Он торопился, кричал из последних своих сил, его голос эхом разносился по площади. А жрец все опускал посох на его распластанное тело. К ним спешили другие жрецы. Когда безоблачные небеса раскроила молния, обугленное тело старика замолчало навек. Резкий запах паленой плоти заполнил вдруг всю площадь, весь проспект, я начала задыхаться, меня едва не стошнило.

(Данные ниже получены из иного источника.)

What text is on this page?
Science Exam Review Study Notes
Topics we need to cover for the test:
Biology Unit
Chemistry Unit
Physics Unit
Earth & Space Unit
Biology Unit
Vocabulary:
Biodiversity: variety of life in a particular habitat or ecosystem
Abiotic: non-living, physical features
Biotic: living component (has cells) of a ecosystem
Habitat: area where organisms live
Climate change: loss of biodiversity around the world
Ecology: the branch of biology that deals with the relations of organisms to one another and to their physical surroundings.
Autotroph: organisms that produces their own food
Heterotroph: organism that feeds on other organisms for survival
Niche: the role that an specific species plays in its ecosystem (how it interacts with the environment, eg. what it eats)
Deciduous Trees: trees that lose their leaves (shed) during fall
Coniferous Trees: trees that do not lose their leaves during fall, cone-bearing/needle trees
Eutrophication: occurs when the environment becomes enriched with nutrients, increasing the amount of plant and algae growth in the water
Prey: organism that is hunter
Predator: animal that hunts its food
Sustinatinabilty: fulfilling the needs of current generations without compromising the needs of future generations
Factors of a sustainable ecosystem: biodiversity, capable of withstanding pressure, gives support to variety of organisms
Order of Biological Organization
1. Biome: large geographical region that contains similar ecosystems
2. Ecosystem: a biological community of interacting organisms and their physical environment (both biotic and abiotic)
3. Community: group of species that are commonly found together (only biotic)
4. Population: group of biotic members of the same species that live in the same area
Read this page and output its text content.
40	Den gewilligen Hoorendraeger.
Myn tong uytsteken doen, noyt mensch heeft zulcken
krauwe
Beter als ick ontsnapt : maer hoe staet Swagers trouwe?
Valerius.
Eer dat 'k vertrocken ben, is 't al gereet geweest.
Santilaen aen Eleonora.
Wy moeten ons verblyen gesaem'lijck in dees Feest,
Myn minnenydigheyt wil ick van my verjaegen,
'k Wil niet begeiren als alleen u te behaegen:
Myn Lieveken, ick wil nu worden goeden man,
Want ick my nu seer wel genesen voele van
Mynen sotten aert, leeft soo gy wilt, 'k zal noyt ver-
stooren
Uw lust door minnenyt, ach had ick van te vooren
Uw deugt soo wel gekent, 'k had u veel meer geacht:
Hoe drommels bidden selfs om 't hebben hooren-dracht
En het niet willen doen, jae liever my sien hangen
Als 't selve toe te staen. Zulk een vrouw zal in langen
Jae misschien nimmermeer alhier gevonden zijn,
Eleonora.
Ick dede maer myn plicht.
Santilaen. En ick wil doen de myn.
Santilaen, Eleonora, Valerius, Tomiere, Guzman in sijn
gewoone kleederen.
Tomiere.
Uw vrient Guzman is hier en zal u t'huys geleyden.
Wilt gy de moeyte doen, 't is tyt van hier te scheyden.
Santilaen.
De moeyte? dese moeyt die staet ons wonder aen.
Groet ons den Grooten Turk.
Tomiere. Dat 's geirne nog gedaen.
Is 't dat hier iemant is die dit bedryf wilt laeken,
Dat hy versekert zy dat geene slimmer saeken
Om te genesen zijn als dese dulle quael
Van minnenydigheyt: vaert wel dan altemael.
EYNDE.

Запоздало громыхнул гром. Жрецы уже внесли золотой гроб внутрь храма, следом за ними вошли шесть сыновей императора и восемь его дочерей, одетые в снежно-белые одежды. Жрецы в черном увели белых ящеров, благородные саганы выстроились в строгую очередь по титулам и степени родства с императорской семьей, чтобы в последний раз поклониться владыке. Солнце стояло в зените, жар и духота делали каждый вдох пыткой, обжигая легкие запахом смерти. Будто душа того, кто лежит в золотом гробу, накрыла площадь в последней отчаянной попытке вцепиться, остаться или удушить, сжечь этот мир за собою. Очередь тянулась бесконечно медленно, я думала, что это не кончится, что мы простоим тут всю свою жизнь и так и умрем в этой очереди.
Дом Богини – просто колонны и алтарь, в ее храмах не бывает крыш. Солнце палило тут так же безжалостно, как и на площади. Золотой гроб стоял в центре, на алтаре, за ним выстроились сыновья и дочери императора. Наследный принц стоял у самого изголовья гроба. В простой белой одежде, с непроницаемым лицом, руки сцеплены в замок, светлые волосы гладко зачесаны назад. Губы сжаты в одну линию, отсутствующий взгляд, прямая спина, безупречная выправка, не шелохнется даже.
Император. Я низко поклонилась ему, даже не взглянув на того, кто лежал в гробу, и последовала за мамой и бабушкой к выходу. Мы стояли в очереди одними из последних. На прощание допускали исключительно саган, не людей. Вскоре из храма вырвался мощный столб огня, ударил в небо. Земляных хоронили в земле, водяных – в море, пепел ветренников развеивали по ветру, ну а огненных сжигали, оставляя невесомый, невидимый глазу пепел.
Похороны владыки произвели на меня тяжелое впечатление. Весь следующий день я провалялась в кровати с жуткой головной болью, не вставая и не отзываясь даже на ругань бабушки, и еще много времени спустя мне чудился запах горящей человеческой плоти.
Через три дня после похорон назначили день коронации. Все говорили, что император должен срочно жениться, чтобы не оставлять Империю без наследника. И действительно, первый Бал невест был назначен на вечер после коронации. Нам принесли приглашение от императора. Я не удивилась. Это первый Бал невест, он ничего не значит. На него приглашают почти всех дев-саган подходящего возраста. На второй бал из сотни отберут десяток дев, возможно, чуть больше, и уже среди них Его Величество будет выбирать себе невесту. Но мама и бабушка так радовались, волновались, суетились с подготовкой, будто я уже была избрана в число этих десяти.